Custom Loss function is making gradients to fail


I did my custom loss like the following and everything works fine:

def loss(output: Symbol, label: Symbol): Symbol = {
Symbol.square()()(Map(“data” -> (label - output)))

But I want to add a mask to the loss function:
def loss(output: Symbol, label: Symbol): Symbol = {
val zeros = Symbol.zeros(Shape(batch_size,1))
val mask = Symbol.broadcast_greater()()(Map(“lhs” -> label, “rhs” ->zeros))
val mse = Symbol.square()()(Map(“data” -> (label - output)))
val mul = Symbol.broadcast_mul()()(Map(“lhs” -> mask, “rhs” -> mse))
val sum = Symbol.sum_axis()()(Map(“data” -> mask, “axis” -> 1,“keepdims” -> 1))
val mmse = Symbol.broadcast_div()()(Map(“lhs” -> mul, “rhs” -> sum ))

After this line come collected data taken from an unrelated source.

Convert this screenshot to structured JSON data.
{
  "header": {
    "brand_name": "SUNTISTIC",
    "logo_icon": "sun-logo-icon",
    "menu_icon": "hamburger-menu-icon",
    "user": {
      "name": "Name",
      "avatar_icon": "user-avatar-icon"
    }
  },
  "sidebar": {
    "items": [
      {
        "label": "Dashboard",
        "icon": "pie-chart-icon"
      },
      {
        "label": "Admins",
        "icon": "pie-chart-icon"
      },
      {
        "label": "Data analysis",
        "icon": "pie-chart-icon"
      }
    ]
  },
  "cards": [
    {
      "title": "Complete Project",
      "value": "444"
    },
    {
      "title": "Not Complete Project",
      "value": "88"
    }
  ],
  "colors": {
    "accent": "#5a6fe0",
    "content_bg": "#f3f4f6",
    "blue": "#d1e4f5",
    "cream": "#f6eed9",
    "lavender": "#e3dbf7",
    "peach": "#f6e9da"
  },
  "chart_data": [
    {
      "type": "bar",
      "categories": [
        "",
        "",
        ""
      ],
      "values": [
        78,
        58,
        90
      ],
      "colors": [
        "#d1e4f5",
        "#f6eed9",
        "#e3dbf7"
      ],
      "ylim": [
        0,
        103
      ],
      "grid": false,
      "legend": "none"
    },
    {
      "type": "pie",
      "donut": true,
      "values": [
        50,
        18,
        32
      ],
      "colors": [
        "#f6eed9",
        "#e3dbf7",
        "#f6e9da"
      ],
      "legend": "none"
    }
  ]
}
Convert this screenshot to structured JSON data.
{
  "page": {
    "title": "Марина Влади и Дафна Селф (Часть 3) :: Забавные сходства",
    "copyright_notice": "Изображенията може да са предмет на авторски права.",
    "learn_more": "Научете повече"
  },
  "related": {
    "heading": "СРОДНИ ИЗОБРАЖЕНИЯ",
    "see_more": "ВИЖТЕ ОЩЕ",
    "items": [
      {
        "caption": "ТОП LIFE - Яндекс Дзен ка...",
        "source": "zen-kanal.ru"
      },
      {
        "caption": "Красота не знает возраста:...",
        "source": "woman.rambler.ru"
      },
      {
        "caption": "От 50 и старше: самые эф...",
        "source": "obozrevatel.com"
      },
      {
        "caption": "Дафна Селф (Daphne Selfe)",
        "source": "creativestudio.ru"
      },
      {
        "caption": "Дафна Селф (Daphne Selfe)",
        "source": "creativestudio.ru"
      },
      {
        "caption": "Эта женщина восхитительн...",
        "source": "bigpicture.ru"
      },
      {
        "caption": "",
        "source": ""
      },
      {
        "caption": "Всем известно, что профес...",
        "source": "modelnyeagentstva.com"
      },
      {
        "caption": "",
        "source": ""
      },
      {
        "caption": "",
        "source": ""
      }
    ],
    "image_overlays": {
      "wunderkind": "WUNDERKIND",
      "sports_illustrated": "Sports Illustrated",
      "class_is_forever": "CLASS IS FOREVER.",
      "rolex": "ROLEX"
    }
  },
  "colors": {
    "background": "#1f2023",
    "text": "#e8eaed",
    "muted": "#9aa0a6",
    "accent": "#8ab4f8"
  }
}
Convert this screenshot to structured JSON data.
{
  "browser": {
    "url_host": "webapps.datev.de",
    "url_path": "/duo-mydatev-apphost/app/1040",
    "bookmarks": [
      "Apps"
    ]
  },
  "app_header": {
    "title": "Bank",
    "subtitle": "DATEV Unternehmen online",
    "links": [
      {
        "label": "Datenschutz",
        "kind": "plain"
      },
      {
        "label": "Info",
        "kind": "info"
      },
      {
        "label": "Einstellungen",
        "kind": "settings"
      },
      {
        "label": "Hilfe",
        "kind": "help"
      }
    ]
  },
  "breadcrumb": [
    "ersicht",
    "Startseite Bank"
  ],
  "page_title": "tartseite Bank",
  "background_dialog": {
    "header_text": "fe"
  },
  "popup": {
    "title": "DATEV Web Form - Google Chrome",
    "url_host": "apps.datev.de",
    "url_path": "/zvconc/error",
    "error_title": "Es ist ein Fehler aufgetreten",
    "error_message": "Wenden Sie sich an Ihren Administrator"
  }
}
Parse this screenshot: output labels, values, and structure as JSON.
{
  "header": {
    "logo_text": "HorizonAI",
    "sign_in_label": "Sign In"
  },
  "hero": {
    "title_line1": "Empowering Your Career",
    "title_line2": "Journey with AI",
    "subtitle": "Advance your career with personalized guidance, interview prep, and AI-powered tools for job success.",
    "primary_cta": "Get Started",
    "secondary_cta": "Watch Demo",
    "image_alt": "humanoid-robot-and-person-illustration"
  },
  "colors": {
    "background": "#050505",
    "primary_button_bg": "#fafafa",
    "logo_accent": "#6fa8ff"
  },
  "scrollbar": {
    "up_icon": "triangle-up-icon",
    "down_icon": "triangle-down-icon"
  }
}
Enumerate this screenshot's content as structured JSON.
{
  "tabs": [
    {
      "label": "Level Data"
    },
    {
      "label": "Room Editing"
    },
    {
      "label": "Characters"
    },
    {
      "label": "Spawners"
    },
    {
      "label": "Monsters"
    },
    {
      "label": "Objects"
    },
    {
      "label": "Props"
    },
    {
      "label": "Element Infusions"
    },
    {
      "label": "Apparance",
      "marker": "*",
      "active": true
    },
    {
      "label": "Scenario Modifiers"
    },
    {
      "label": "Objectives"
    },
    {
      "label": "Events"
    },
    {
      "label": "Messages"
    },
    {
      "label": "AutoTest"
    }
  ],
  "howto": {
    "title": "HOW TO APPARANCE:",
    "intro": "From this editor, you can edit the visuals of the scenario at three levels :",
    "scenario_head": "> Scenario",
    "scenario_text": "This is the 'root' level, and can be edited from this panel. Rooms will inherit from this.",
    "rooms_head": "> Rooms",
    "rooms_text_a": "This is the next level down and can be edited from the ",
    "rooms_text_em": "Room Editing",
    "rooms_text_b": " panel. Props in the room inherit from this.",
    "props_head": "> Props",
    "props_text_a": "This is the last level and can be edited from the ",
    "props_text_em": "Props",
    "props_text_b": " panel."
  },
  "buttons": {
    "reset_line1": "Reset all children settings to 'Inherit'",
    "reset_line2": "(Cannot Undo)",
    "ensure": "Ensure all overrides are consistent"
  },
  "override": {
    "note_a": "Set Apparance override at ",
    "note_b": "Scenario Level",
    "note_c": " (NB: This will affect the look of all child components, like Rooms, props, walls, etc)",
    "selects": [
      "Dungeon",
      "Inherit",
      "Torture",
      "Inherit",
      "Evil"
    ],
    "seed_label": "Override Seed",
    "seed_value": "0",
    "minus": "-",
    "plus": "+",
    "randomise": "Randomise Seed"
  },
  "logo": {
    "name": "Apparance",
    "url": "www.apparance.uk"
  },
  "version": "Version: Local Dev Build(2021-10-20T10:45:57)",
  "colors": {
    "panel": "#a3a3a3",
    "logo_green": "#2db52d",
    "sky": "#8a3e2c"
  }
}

With this loss function my forward and backward are working but the optimizer is failing to update the weights. The error I am getting is : Incompatible attr in node at 1-th input: expected [M,M], got [M]. As per my understanding both function should return a shape(batch_size, M). What am I doing wrong here? Any clue?

Thanks in advance,